Terrorist bombings have produced a call for further controls over explosives. We believe that legislation should be directed toward controlling access to high explosives, blasting caps, and detonators. The wording of any legislation, however, must be sufficiently discriminating so that criminal elements rather than honest citizens will bear the burden of the law.

"A thoughtful and discriminating approach must recognize that there is a great deal of difference between propellants and high explosives, Gunpowder, be it black or smokeless, is relatively ineffective for bombs and consequenty is rarely used. Gunpower is, however, absolutely essential to sportsmen. A terrorist could make a crude gunpowder from commonly available materials. Gunpower for sportsmen, however must be manufactured with such qualities as granulation and burning time carefully regulated. Inflated prices of factory loaded cartridges have increasingly forced sportsmen to take up hand loading of ammunition. Black powder shooters, whose antique-type firearms were quite properly left untouched by the Gun Control Act of 1968, are in danger of having their sport crippled or eliminated. A per capita exemption on purchase and possession is not the answer, for shooters of antique-type muzzle-loading cannons need black powder in quantity. Though few congressmen may be aware they exist, a number of cannon shooting groups, including the Minneapolisbased Midwest Cannon Shooters Association, are active around the country.

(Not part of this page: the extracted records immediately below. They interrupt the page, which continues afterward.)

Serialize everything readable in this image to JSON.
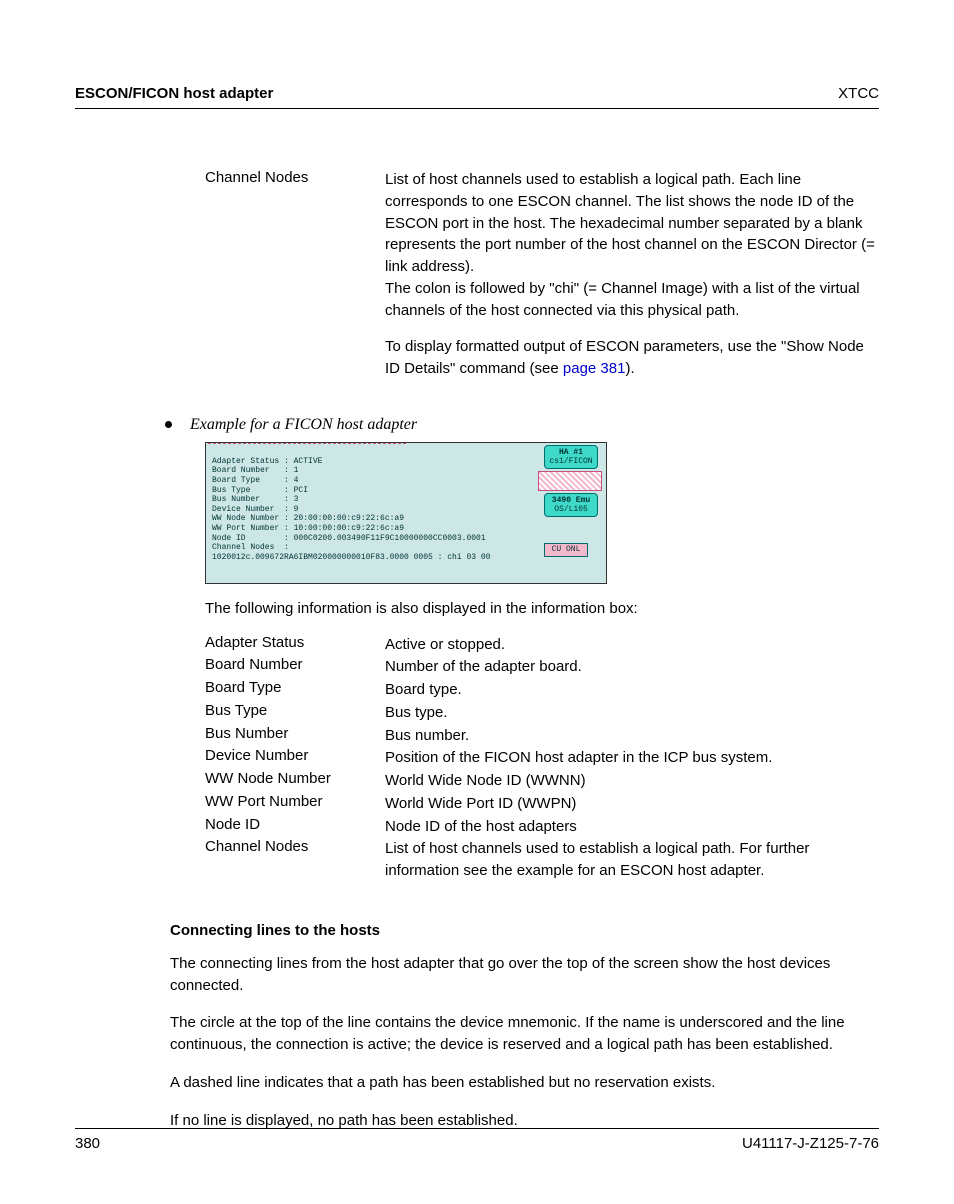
{
  "header": {
    "left": "ESCON/FICON host adapter",
    "right": "XTCC"
  },
  "top_def": {
    "term": "Channel Nodes",
    "desc1": "List of host channels used to establish a logical path. Each line corresponds to one ESCON channel. The list shows the node ID of the ESCON port in the host. The hexadecimal number separated by a blank represents the port number of the host channel on the ESCON Director (= link address).",
    "desc2": "The colon is followed by \"chi\" (= Channel Image) with a list of the virtual channels of the host connected via this physical path.",
    "desc3_pre": "To display formatted output of ESCON parameters, use the \"Show Node ID Details\" command (see ",
    "desc3_link": "page 381",
    "desc3_post": ")."
  },
  "example_caption": "Example for a FICON host adapter",
  "shot": {
    "lines": "Adapter Status : ACTIVE\nBoard Number   : 1\nBoard Type     : 4\nBus Type       : PCI\nBus Number     : 3\nDevice Number  : 9\nWW Node Number : 20:00:00:00:c9:22:6c:a9\nWW Port Number : 10:00:00:00:c9:22:6c:a9\nNode ID        : 000C0200.003490F11F9C10000000CC0003.0001\nChannel Nodes  :\n1020012c.009672RA6IBM020000000010F83.0000 0005 : chi 03 00",
    "ha": "HA #1",
    "ha2": "cs1/FICON",
    "emu": "3490 Emu",
    "emu2": "OS/L105",
    "cu": "CU ONL"
  },
  "following": "The following information is also displayed in the information box:",
  "defs": [
    {
      "term": "Adapter Status",
      "desc": "Active or stopped."
    },
    {
      "term": "Board Number",
      "desc": "Number of the adapter board."
    },
    {
      "term": "Board Type",
      "desc": "Board type."
    },
    {
      "term": "Bus Type",
      "desc": "Bus type."
    },
    {
      "term": "Bus Number",
      "desc": "Bus number."
    },
    {
      "term": "Device Number",
      "desc": "Position of the FICON host adapter in the ICP bus system."
    },
    {
      "term": "WW Node Number",
      "desc": "World Wide Node ID (WWNN)"
    },
    {
      "term": "WW Port Number",
      "desc": "World Wide Port ID (WWPN)"
    },
    {
      "term": "Node ID",
      "desc": "Node ID of the host adapters"
    },
    {
      "term": "Channel Nodes",
      "desc": "List of host channels used to establish a logical path. For further information see the example for an ESCON host adapter."
    }
  ],
  "connecting": {
    "heading": "Connecting lines to the hosts",
    "p1": "The connecting lines from the host adapter that go over the top of the screen show the host devices connected.",
    "p2": "The circle at the top of the line contains the device mnemonic. If the name is underscored and the line continuous, the connection is active; the device is reserved and a logical path has been established.",
    "p3": "A dashed line indicates that a path has been established but no reservation exists.",
    "p4": "If no line is displayed, no path has been established."
  },
  "footer": {
    "page": "380",
    "docid": "U41117-J-Z125-7-76"
  }
}
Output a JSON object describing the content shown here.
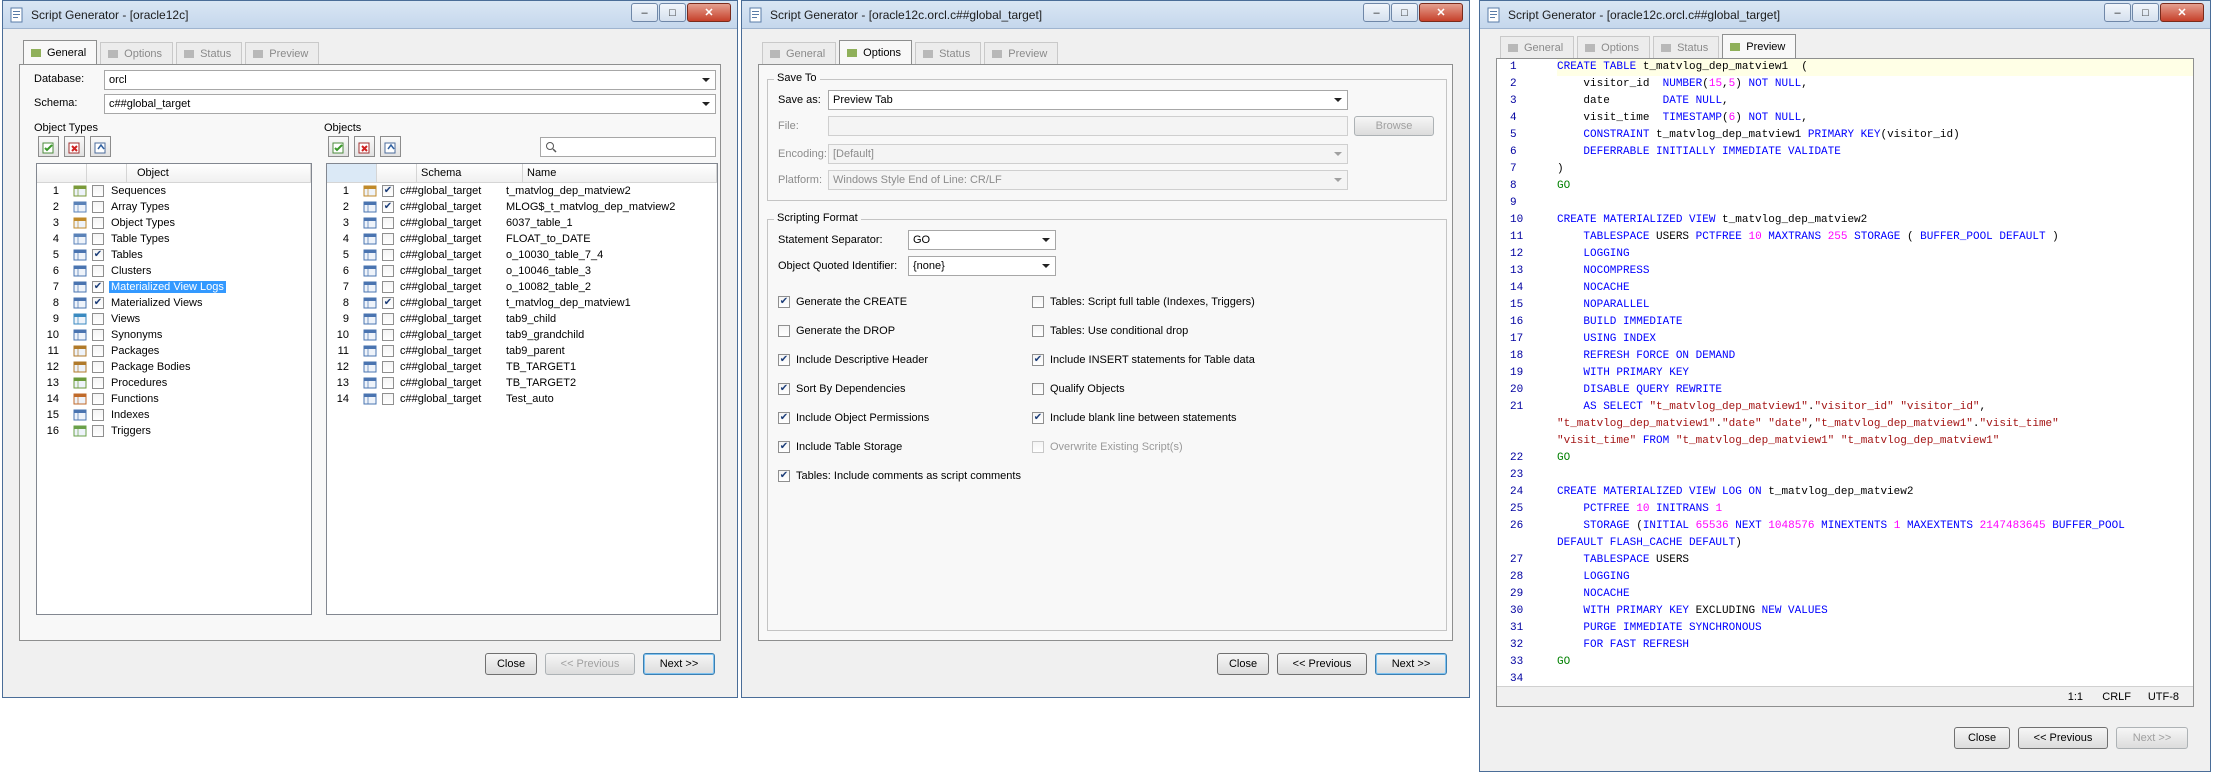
{
  "window1": {
    "title": "Script Generator - [oracle12c]",
    "tabs": [
      "General",
      "Options",
      "Status",
      "Preview"
    ],
    "database_label": "Database:",
    "database_value": "orcl",
    "schema_label": "Schema:",
    "schema_value": "c##global_target",
    "object_types_label": "Object Types",
    "objects_label": "Objects",
    "object_types_header": "Object",
    "object_types": [
      {
        "n": "1",
        "name": "Sequences",
        "checked": false,
        "icon": "sequence-icon",
        "color": "#7a9a3a"
      },
      {
        "n": "2",
        "name": "Array Types",
        "checked": false,
        "icon": "array-type-icon",
        "color": "#5a82b8"
      },
      {
        "n": "3",
        "name": "Object Types",
        "checked": false,
        "icon": "object-type-icon",
        "color": "#c08a2a"
      },
      {
        "n": "4",
        "name": "Table Types",
        "checked": false,
        "icon": "table-type-icon",
        "color": "#5a82b8"
      },
      {
        "n": "5",
        "name": "Tables",
        "checked": true,
        "icon": "table-icon",
        "color": "#4a74b0"
      },
      {
        "n": "6",
        "name": "Clusters",
        "checked": false,
        "icon": "cluster-icon",
        "color": "#4a74b0"
      },
      {
        "n": "7",
        "name": "Materialized View Logs",
        "checked": true,
        "icon": "mview-log-icon",
        "color": "#4a74b0",
        "selected": true
      },
      {
        "n": "8",
        "name": "Materialized Views",
        "checked": true,
        "icon": "mview-icon",
        "color": "#4a74b0"
      },
      {
        "n": "9",
        "name": "Views",
        "checked": false,
        "icon": "view-icon",
        "color": "#3a8ac0"
      },
      {
        "n": "10",
        "name": "Synonyms",
        "checked": false,
        "icon": "synonym-icon",
        "color": "#4a74b0"
      },
      {
        "n": "11",
        "name": "Packages",
        "checked": false,
        "icon": "package-icon",
        "color": "#b07a2a"
      },
      {
        "n": "12",
        "name": "Package Bodies",
        "checked": false,
        "icon": "package-body-icon",
        "color": "#b07a2a"
      },
      {
        "n": "13",
        "name": "Procedures",
        "checked": false,
        "icon": "procedure-icon",
        "color": "#6a9a3a"
      },
      {
        "n": "14",
        "name": "Functions",
        "checked": false,
        "icon": "function-icon",
        "color": "#c06a2a"
      },
      {
        "n": "15",
        "name": "Indexes",
        "checked": false,
        "icon": "index-icon",
        "color": "#4a74b0"
      },
      {
        "n": "16",
        "name": "Triggers",
        "checked": false,
        "icon": "trigger-icon",
        "color": "#6aa04a"
      }
    ],
    "objects_headers": [
      "Schema",
      "Name"
    ],
    "search_placeholder": "",
    "objects": [
      {
        "n": "1",
        "schema": "c##global_target",
        "name": "t_matvlog_dep_matview2",
        "checked": true,
        "icon": "mview-icon"
      },
      {
        "n": "2",
        "schema": "c##global_target",
        "name": "MLOG$_t_matvlog_dep_matview2",
        "checked": true,
        "icon": "table-icon"
      },
      {
        "n": "3",
        "schema": "c##global_target",
        "name": "6037_table_1",
        "checked": false,
        "icon": "table-icon"
      },
      {
        "n": "4",
        "schema": "c##global_target",
        "name": "FLOAT_to_DATE",
        "checked": false,
        "icon": "table-icon"
      },
      {
        "n": "5",
        "schema": "c##global_target",
        "name": "o_10030_table_7_4",
        "checked": false,
        "icon": "table-icon"
      },
      {
        "n": "6",
        "schema": "c##global_target",
        "name": "o_10046_table_3",
        "checked": false,
        "icon": "table-icon"
      },
      {
        "n": "7",
        "schema": "c##global_target",
        "name": "o_10082_table_2",
        "checked": false,
        "icon": "table-icon"
      },
      {
        "n": "8",
        "schema": "c##global_target",
        "name": "t_matvlog_dep_matview1",
        "checked": true,
        "icon": "table-icon"
      },
      {
        "n": "9",
        "schema": "c##global_target",
        "name": "tab9_child",
        "checked": false,
        "icon": "table-icon"
      },
      {
        "n": "10",
        "schema": "c##global_target",
        "name": "tab9_grandchild",
        "checked": false,
        "icon": "table-icon"
      },
      {
        "n": "11",
        "schema": "c##global_target",
        "name": "tab9_parent",
        "checked": false,
        "icon": "table-icon"
      },
      {
        "n": "12",
        "schema": "c##global_target",
        "name": "TB_TARGET1",
        "checked": false,
        "icon": "table-icon"
      },
      {
        "n": "13",
        "schema": "c##global_target",
        "name": "TB_TARGET2",
        "checked": false,
        "icon": "table-icon"
      },
      {
        "n": "14",
        "schema": "c##global_target",
        "name": "Test_auto",
        "checked": false,
        "icon": "table-icon"
      }
    ],
    "buttons": {
      "close": "Close",
      "previous": "<< Previous",
      "next": "Next >>"
    }
  },
  "window2": {
    "title": "Script Generator - [oracle12c.orcl.c##global_target]",
    "tabs": [
      "General",
      "Options",
      "Status",
      "Preview"
    ],
    "save_to_label": "Save To",
    "save_as_label": "Save as:",
    "save_as_value": "Preview Tab",
    "file_label": "File:",
    "file_value": "",
    "browse_label": "Browse",
    "encoding_label": "Encoding:",
    "encoding_value": "[Default]",
    "platform_label": "Platform:",
    "platform_value": "Windows Style End of Line: CR/LF",
    "scripting_format_label": "Scripting Format",
    "separator_label": "Statement Separator:",
    "separator_value": "GO",
    "quoted_label": "Object Quoted Identifier:",
    "quoted_value": "{none}",
    "left_options": [
      {
        "label": "Generate the CREATE",
        "checked": true
      },
      {
        "label": "Generate the DROP",
        "checked": false
      },
      {
        "label": "Include Descriptive Header",
        "checked": true
      },
      {
        "label": "Sort By Dependencies",
        "checked": true
      },
      {
        "label": "Include Object Permissions",
        "checked": true
      },
      {
        "label": "Include Table Storage",
        "checked": true
      },
      {
        "label": "Tables: Include comments as script comments",
        "checked": true
      }
    ],
    "right_options": [
      {
        "label": "Tables: Script full table (Indexes, Triggers)",
        "checked": false
      },
      {
        "label": "Tables: Use conditional drop",
        "checked": false
      },
      {
        "label": "Include INSERT statements for Table data",
        "checked": true
      },
      {
        "label": "Qualify Objects",
        "checked": false
      },
      {
        "label": "Include blank line between statements",
        "checked": true
      },
      {
        "label": "Overwrite Existing Script(s)",
        "checked": false,
        "disabled": true
      }
    ],
    "buttons": {
      "close": "Close",
      "previous": "<< Previous",
      "next": "Next >>"
    }
  },
  "window3": {
    "title": "Script Generator - [oracle12c.orcl.c##global_target]",
    "tabs": [
      "General",
      "Options",
      "Status",
      "Preview"
    ],
    "status": {
      "position": "1:1",
      "eol": "CRLF",
      "encoding": "UTF-8"
    },
    "buttons": {
      "close": "Close",
      "previous": "<< Previous",
      "next": "Next >>"
    },
    "code_lines": [
      {
        "n": "1",
        "html": "<span class='kw'>CREATE TABLE</span> t_matvlog_dep_matview1  ("
      },
      {
        "n": "2",
        "html": "    visitor_id  <span class='ty'>NUMBER</span>(<span class='nu'>15</span>,<span class='nu'>5</span>) <span class='kw'>NOT NULL</span>,"
      },
      {
        "n": "3",
        "html": "    date        <span class='ty'>DATE</span> <span class='kw'>NULL</span>,"
      },
      {
        "n": "4",
        "html": "    visit_time  <span class='ty'>TIMESTAMP</span>(<span class='nu'>6</span>) <span class='kw'>NOT NULL</span>,"
      },
      {
        "n": "5",
        "html": "    <span class='kw'>CONSTRAINT</span> t_matvlog_dep_matview1 <span class='kw'>PRIMARY KEY</span>(visitor_id)"
      },
      {
        "n": "6",
        "html": "    <span class='kw'>DEFERRABLE INITIALLY IMMEDIATE VALIDATE</span>"
      },
      {
        "n": "7",
        "html": ")"
      },
      {
        "n": "8",
        "html": "<span class='go'>GO</span>"
      },
      {
        "n": "9",
        "html": ""
      },
      {
        "n": "10",
        "html": "<span class='kw'>CREATE MATERIALIZED VIEW</span> t_matvlog_dep_matview2"
      },
      {
        "n": "11",
        "html": "    <span class='kw'>TABLESPACE</span> USERS <span class='kw'>PCTFREE</span> <span class='nu'>10</span> <span class='kw'>MAXTRANS</span> <span class='nu'>255</span> <span class='kw'>STORAGE</span> ( <span class='kw'>BUFFER_POOL DEFAULT</span> )"
      },
      {
        "n": "12",
        "html": "    <span class='kw'>LOGGING</span>"
      },
      {
        "n": "13",
        "html": "    <span class='kw'>NOCOMPRESS</span>"
      },
      {
        "n": "14",
        "html": "    <span class='kw'>NOCACHE</span>"
      },
      {
        "n": "15",
        "html": "    <span class='kw'>NOPARALLEL</span>"
      },
      {
        "n": "16",
        "html": "    <span class='kw'>BUILD IMMEDIATE</span>"
      },
      {
        "n": "17",
        "html": "    <span class='kw'>USING INDEX</span>"
      },
      {
        "n": "18",
        "html": "    <span class='kw'>REFRESH FORCE ON DEMAND</span>"
      },
      {
        "n": "19",
        "html": "    <span class='kw'>WITH PRIMARY KEY</span>"
      },
      {
        "n": "20",
        "html": "    <span class='kw'>DISABLE QUERY REWRITE</span>"
      },
      {
        "n": "21",
        "html": "    <span class='kw'>AS SELECT</span> <span class='st'>\"t_matvlog_dep_matview1\"</span>.<span class='st'>\"visitor_id\"</span> <span class='st'>\"visitor_id\"</span>,"
      },
      {
        "n": "",
        "html": "<span class='st'>\"t_matvlog_dep_matview1\"</span>.<span class='st'>\"date\"</span> <span class='st'>\"date\"</span>,<span class='st'>\"t_matvlog_dep_matview1\"</span>.<span class='st'>\"visit_time\"</span>"
      },
      {
        "n": "",
        "html": "<span class='st'>\"visit_time\"</span> <span class='kw'>FROM</span> <span class='st'>\"t_matvlog_dep_matview1\"</span> <span class='st'>\"t_matvlog_dep_matview1\"</span>"
      },
      {
        "n": "22",
        "html": "<span class='go'>GO</span>"
      },
      {
        "n": "23",
        "html": ""
      },
      {
        "n": "24",
        "html": "<span class='kw'>CREATE MATERIALIZED VIEW LOG ON</span> t_matvlog_dep_matview2"
      },
      {
        "n": "25",
        "html": "    <span class='kw'>PCTFREE</span> <span class='nu'>10</span> <span class='kw'>INITRANS</span> <span class='nu'>1</span>"
      },
      {
        "n": "26",
        "html": "    <span class='kw'>STORAGE</span> (<span class='kw'>INITIAL</span> <span class='nu'>65536</span> <span class='kw'>NEXT</span> <span class='nu'>1048576</span> <span class='kw'>MINEXTENTS</span> <span class='nu'>1</span> <span class='kw'>MAXEXTENTS</span> <span class='nu'>2147483645</span> <span class='kw'>BUFFER_POOL</span>"
      },
      {
        "n": "",
        "html": "<span class='kw'>DEFAULT FLASH_CACHE DEFAULT</span>)"
      },
      {
        "n": "27",
        "html": "    <span class='kw'>TABLESPACE</span> USERS"
      },
      {
        "n": "28",
        "html": "    <span class='kw'>LOGGING</span>"
      },
      {
        "n": "29",
        "html": "    <span class='kw'>NOCACHE</span>"
      },
      {
        "n": "30",
        "html": "    <span class='kw'>WITH PRIMARY KEY</span> EXCLUDING <span class='kw'>NEW VALUES</span>"
      },
      {
        "n": "31",
        "html": "    <span class='kw'>PURGE IMMEDIATE SYNCHRONOUS</span>"
      },
      {
        "n": "32",
        "html": "    <span class='kw'>FOR FAST REFRESH</span>"
      },
      {
        "n": "33",
        "html": "<span class='go'>GO</span>"
      },
      {
        "n": "34",
        "html": ""
      }
    ]
  }
}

"Among Minnesota's most famous cannon groups in the battery at New Ulm. The four cannons, six limbers, and three caissons sent for defense of New Elm during the Sioux Uprising in 1862 have been carefully preserved and are displayed and demonstrated on various occasions. Powder possession restrictions would hurt these shooters, for they burn a pound of powder per shot. Minnesota has other batteries as well. Many of them compete at the annual July 4 cannon shoot at Mayer. This is one of the largest shoots in the nation and has been nationally televised. These sportsmen are honest citizens whose interest in historical ordnance is for the public good.

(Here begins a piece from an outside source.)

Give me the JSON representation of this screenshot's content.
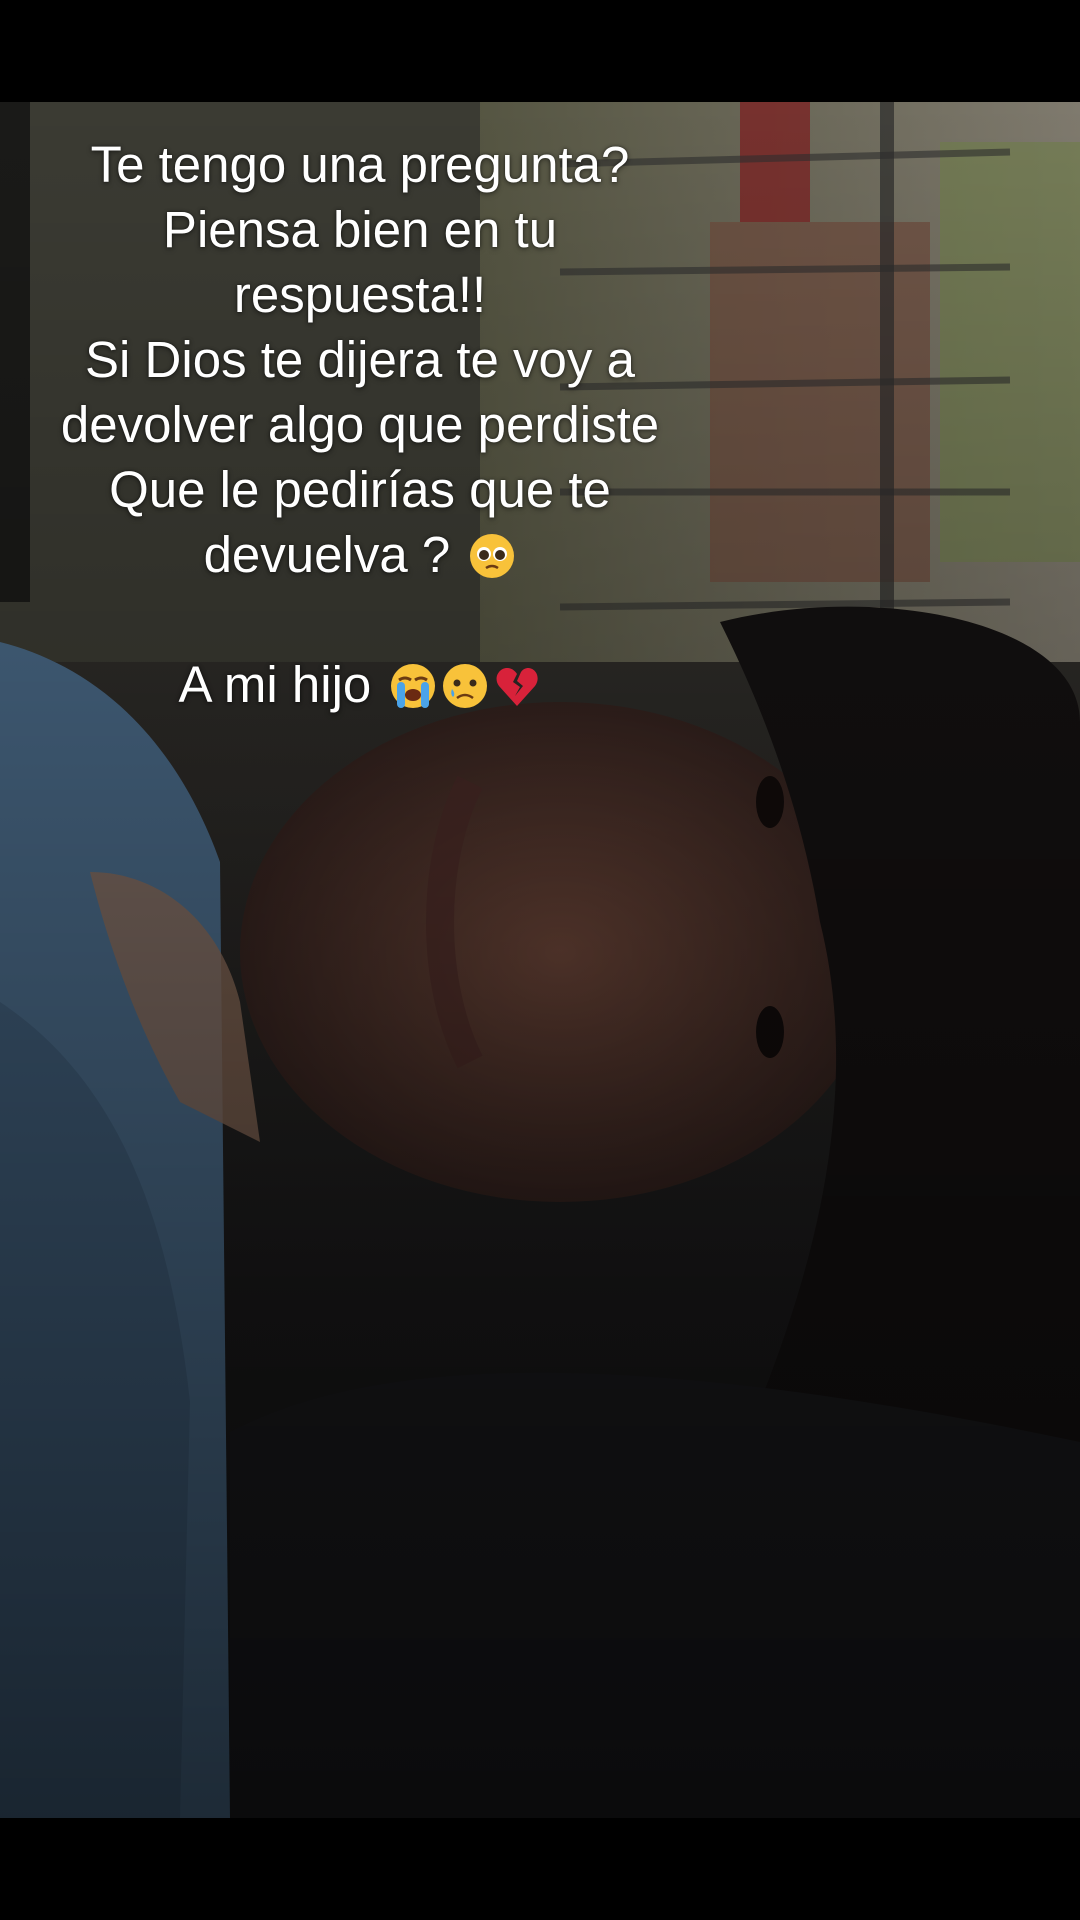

"Legislation should not stifle legitimate activities. We urge the Congress to exempt all smokeless and black powders from regulation. Do not set up a quota system that will destroy the sport of cannon shooting. Do not make 3/32inch cannon fuse inaccessible. (Remember that bomb makers almost exclusively use electrical or chemical detonators.) Do not define a "bomb" so loosely that a citizen who enters a post office with a cartridge or a firecracker in his pocket is as guilty as a criminal who plants a dynamite bomb. Do not pass vague and inclusive legislation with unclear exemptions, lest honest citizens be harassed by federal agents, as they were after passage of the Gun Con trol Act of 1968. Do not allow federal enforcement agencies to allow felons and perpetrators of felonious acts to go uncharged, as has been the case under the Gun Control Act of 1968. Such action, or lack of it, makes a mockery of congressional intent."

The CHAIRMAN. This closes the hearing for this morning and we wil meet again tomorrow morning at 10 o'clock when we will hear from Members of Congress on this important legislation. The meeting will now adjourn.

(Whereupon, at 12:30 p.m., the subcommittee adjourned, to reconvene at 10 a.m., Thursday, July 30, 1970.)